Nice question in calculas?

prove that

#lne=1#

3 Answers
Apr 28, 2018

I am nit sure it is a proof....but anyway:

Explanation:

From the definition of log:

#log_bx=a#

auch that:

#x=b^a#

that is, the integrand is equal to the base to the power of the result.

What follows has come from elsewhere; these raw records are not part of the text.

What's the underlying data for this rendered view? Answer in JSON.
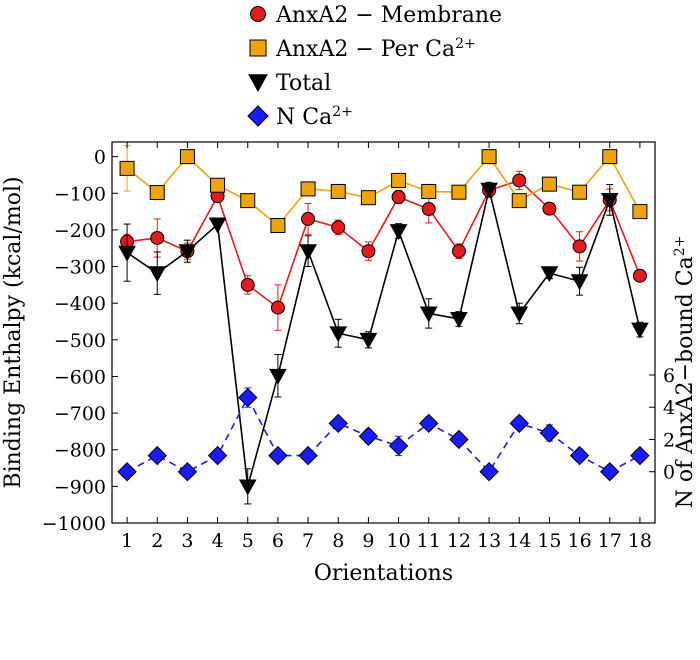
{
  "chart_data": {
    "type": "line",
    "title": "",
    "xlabel": "Orientations",
    "ylabel": "Binding Enthalpy (kcal/mol)",
    "ylabel_right": "N of AnxA2−bound Ca",
    "ylabel_right_sup": "2+",
    "x": [
      1,
      2,
      3,
      4,
      5,
      6,
      7,
      8,
      9,
      10,
      11,
      12,
      13,
      14,
      15,
      16,
      17,
      18
    ],
    "xlim": [
      0.5,
      18.5
    ],
    "ylim": [
      -1000,
      40
    ],
    "yticks": [
      0,
      -100,
      -200,
      -300,
      -400,
      -500,
      -600,
      -700,
      -800,
      -900,
      -1000
    ],
    "y2ticks": [
      0,
      2,
      4,
      6
    ],
    "y2_scale": {
      "value_at_zero": -860,
      "units_per_count": 44
    },
    "legend_position": "top (outside plot)",
    "series": [
      {
        "name": "AnxA2 − Membrane",
        "name_sup": "",
        "axis": "left",
        "marker": "circle",
        "color": "#e41a1c",
        "dashed": false,
        "values": [
          -232,
          -222,
          -258,
          -108,
          -350,
          -412,
          -170,
          -193,
          -258,
          -110,
          -143,
          -258,
          -92,
          -65,
          -142,
          -245,
          -118,
          -325
        ],
        "errors": [
          20,
          52,
          22,
          0,
          25,
          62,
          42,
          20,
          25,
          18,
          38,
          20,
          15,
          25,
          10,
          40,
          30,
          12
        ]
      },
      {
        "name": "AnxA2 − Per Ca",
        "name_sup": "2+",
        "axis": "left",
        "marker": "square",
        "color": "#f0a30a",
        "dashed": false,
        "values": [
          -32,
          -98,
          0,
          -78,
          -120,
          -188,
          -88,
          -95,
          -112,
          -65,
          -95,
          -97,
          0,
          -120,
          -75,
          -97,
          0,
          -150
        ],
        "errors": [
          62,
          0,
          0,
          0,
          0,
          0,
          0,
          0,
          0,
          20,
          0,
          0,
          0,
          0,
          0,
          0,
          0,
          0
        ]
      },
      {
        "name": "Total",
        "name_sup": "",
        "axis": "left",
        "marker": "triangle-down",
        "color": "#000000",
        "dashed": false,
        "values": [
          -262,
          -318,
          -258,
          -185,
          -900,
          -598,
          -258,
          -482,
          -500,
          -203,
          -428,
          -443,
          -90,
          -428,
          -318,
          -340,
          -118,
          -472
        ],
        "errors": [
          78,
          58,
          30,
          0,
          48,
          58,
          42,
          38,
          22,
          20,
          40,
          20,
          20,
          28,
          15,
          38,
          42,
          20
        ]
      },
      {
        "name": "N Ca",
        "name_sup": "2+",
        "axis": "right",
        "marker": "diamond",
        "color": "#1a1aff",
        "dashed": true,
        "values": [
          0,
          1,
          0,
          1,
          4.6,
          1,
          1,
          3,
          2.2,
          1.6,
          3,
          2,
          0,
          3,
          2.4,
          1,
          0,
          1
        ],
        "errors": [
          0,
          0,
          0,
          0,
          0.6,
          0,
          0,
          0,
          0.4,
          0.6,
          0,
          0,
          0,
          0,
          0.5,
          0,
          0,
          0
        ]
      }
    ]
  }
}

In our case we know that the Natural Logarithm, #ln#, is the one with base #e#, i.e.:

#log_e=ln#

so, using our definition of log:

#lne=1#
#log_ee=1#
so that:
#e=e^1# that is correct.

Apr 28, 2018

Show the steps below

Explanation:

show the explanation

#lne=ln[lim_(xrarroo)(1+1/x)^x]#

#=[lim_(xrarroo)ln(1+1/x)^x]#

#=[lim_(xrarroo)x*ln(1+1/x)]# product #(0*oo)#

#=[lim_(xrarroo)(ln(1+1/x)]/(1/x)]# product #(0/0)#

#=[lim_(xrarroo)(-(1/x^2)/(1+1/x)]/(-1/x^2)]=1#

Apr 28, 2018

Nearly all such proofs are cyclic.

Using Bernoulli's definition , we have:

# e = lim_(n rarr oo) (1+1/n)^n #

If we apply base #e# (Napier) logarithms to both sides:

# ln e = ln \ lim_(n rarr oo) (1+1/n)^n #

Due to the monotonicity of the logarithm function:

# ln e = lim_(n rarr oo) ln (1+1/n)^n #

Using the rules of logarithms:

# ln e = lim_(n rarr oo) n ln (1+1/n) #

We can simplify by performing a substitution:

# u=1/n iff n=1/u #, and as #n rarr oo => u rarr 0#

Thus:

# ln e = lim_(u rarr 0) 1/u ln (1+u) #

# \ \ \ \ \ = lim_(u rarr 0) (ln (1+u))/u #

This is of an indeterminate for #0//0#, so we can apply L'Hôpital's rule, to get:

# ln e = lim_(u rarr 0) (d/du ln (1+u))/(d/du u) #

# \ \ \ \ \ = lim_(u rarr 0) (1/(1+u))/(1) #

# \ \ \ \ \ = 1 \ \ \ # QED